If Robert Smith was either the legitimate or the legitimated son of Jim Smith, deceased, the waiver of notice signed by him was sufficient upon which to predicate the probation of the will, otherwise the notice contemplated by section 10622 of the Code of 1923 was not given to the next of kin, and the decree of the lower court is without error.
The finding of the probate court based on the examination of witnesses ore tenus is presumed to be correct, and will not be disturbed by this Court unless palpably erroneous. Section 9600, Code of 1923; Loyd v. Oates, 143 Ala. 231, 38 So. 1022, 111 Am.St.Rep. 39; Mayhall v. State, 146 Ala. 124, 41 So. 290; Western Union Tel. Co. v. White, 129 Ala. 188, 30 So. 279; Grant v. Henderson-Pierce Motor Co., 21 Ala. App. 285, 107 So. 724; Bryant v. Lane, 17 Ala. App. 28, 81 So. 364.
The finding of the lower court was to the effect that, if Robert Smith is the son of Jim Smith, deceased, he was not born in lawful wedlock, and is therefore an illegitimate. The record presents no reason for disturbing this finding.
But it is insisted by appellants that under and by virtue of section 9300 of the Code of 1923, Jim Smith, deceased, made Robert Smith his legitimate son. Section 9300, supra, reads as follows: "Proceedings to legitimate bastard children; effect of. — The father of a bastard child may legitimate it, and render it capable of inheriting his estate, by making a declaration in writing, attested by two witnesses, setting forth the name of the child proposed to be legitimated, its sex, supposed age, and the name of the mother, and that he thereby recognizes it as his child, and capable of inheriting his estate, real and personal, as if born in wedlock; the declaration being acknowledged by the maker before the judge of probate of the county of his residence, or its execution proved by the attesting witnesses, filed in the office of the judge of probate, and recorded on the minutes of his court, has the effect to legitimate such child."
Appellants insist that the will here in question served as a compliance with the above quoted Code section: That, among other things, said will (or written declaration) contained the following: "Six. I give and bequeath unto my son, Robert Smith, houses No. 1206 Moro Park and 323 53rd Street Fairfield." That this constituted and was a recognition by Jim Smith, the deceased testator, of Robert Smith as his son; that it designated his sex, set forth his name, and was a declaration in writing attested by two witnesses as provided for in said section 9300; and further met the requirements of the section by proof of its execution by the attesting witnesses, and the filing of same in the office of the judge of probate, and recording thereof on the minutes of that court.

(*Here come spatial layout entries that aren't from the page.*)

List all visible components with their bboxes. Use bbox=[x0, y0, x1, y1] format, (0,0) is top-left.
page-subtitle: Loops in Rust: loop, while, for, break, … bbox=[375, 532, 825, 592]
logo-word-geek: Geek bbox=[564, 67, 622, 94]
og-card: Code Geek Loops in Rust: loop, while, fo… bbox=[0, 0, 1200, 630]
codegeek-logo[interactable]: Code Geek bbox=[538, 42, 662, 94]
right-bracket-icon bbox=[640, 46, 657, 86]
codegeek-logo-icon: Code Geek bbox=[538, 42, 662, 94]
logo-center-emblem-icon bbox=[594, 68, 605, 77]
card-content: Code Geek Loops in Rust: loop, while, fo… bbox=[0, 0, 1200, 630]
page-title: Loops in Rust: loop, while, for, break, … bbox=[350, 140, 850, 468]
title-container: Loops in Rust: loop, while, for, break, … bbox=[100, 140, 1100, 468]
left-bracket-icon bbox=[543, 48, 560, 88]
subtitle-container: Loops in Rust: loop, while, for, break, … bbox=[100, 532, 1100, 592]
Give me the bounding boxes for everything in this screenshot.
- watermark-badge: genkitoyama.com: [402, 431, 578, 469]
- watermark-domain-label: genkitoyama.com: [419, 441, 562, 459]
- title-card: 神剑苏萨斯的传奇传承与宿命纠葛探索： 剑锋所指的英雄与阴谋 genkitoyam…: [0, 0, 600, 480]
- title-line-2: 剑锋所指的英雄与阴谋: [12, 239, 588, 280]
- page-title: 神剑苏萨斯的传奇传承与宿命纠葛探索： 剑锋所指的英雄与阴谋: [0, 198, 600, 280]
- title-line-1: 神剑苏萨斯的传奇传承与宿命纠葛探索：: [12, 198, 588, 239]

This argument, while ingenious, fails to satisfy the requirements of the above quoted Code provisions. The statute contemplates a deliberate act on the part of the father, done for the purpose of legitimizing a bastard child. The will, the written instrument, relied on in the instant case to satisfy the statute, was executed for an entirely different purpose. Mere recognition, made privately or publicly, by the reputed father of a bastard child as his own, is not sufficient to legitimize it in this State. The testator, the reputed father, could well have intended to recognize Robert Smith as his son, and to make provision for him in his will without the intent to legitimize. Without such intent, the intent to legitimize, that result cannot be accomplished.
The will, the written declaration relied on to legitimize Robert Smith, lacks some of the requirements of the statute, Section 9300, Code of 1923. The name of the mother is not stated; there is no statement that he thereby recognizes Robert as his child, and capable of inheriting his estate, real and personal, as if born in wedlock. One asserting that a bastard child has been legitimized by its father has the burden of proving it. The proof relied on in this cause does not meet that burden.
It follows that section 10622, Code of 1923, was not complied with, and no proper notice was given on which to predicate the probation of the will.
Affirmed.
GARDNER, C. J., and BOULDIN and FOSTER, JJ., concur.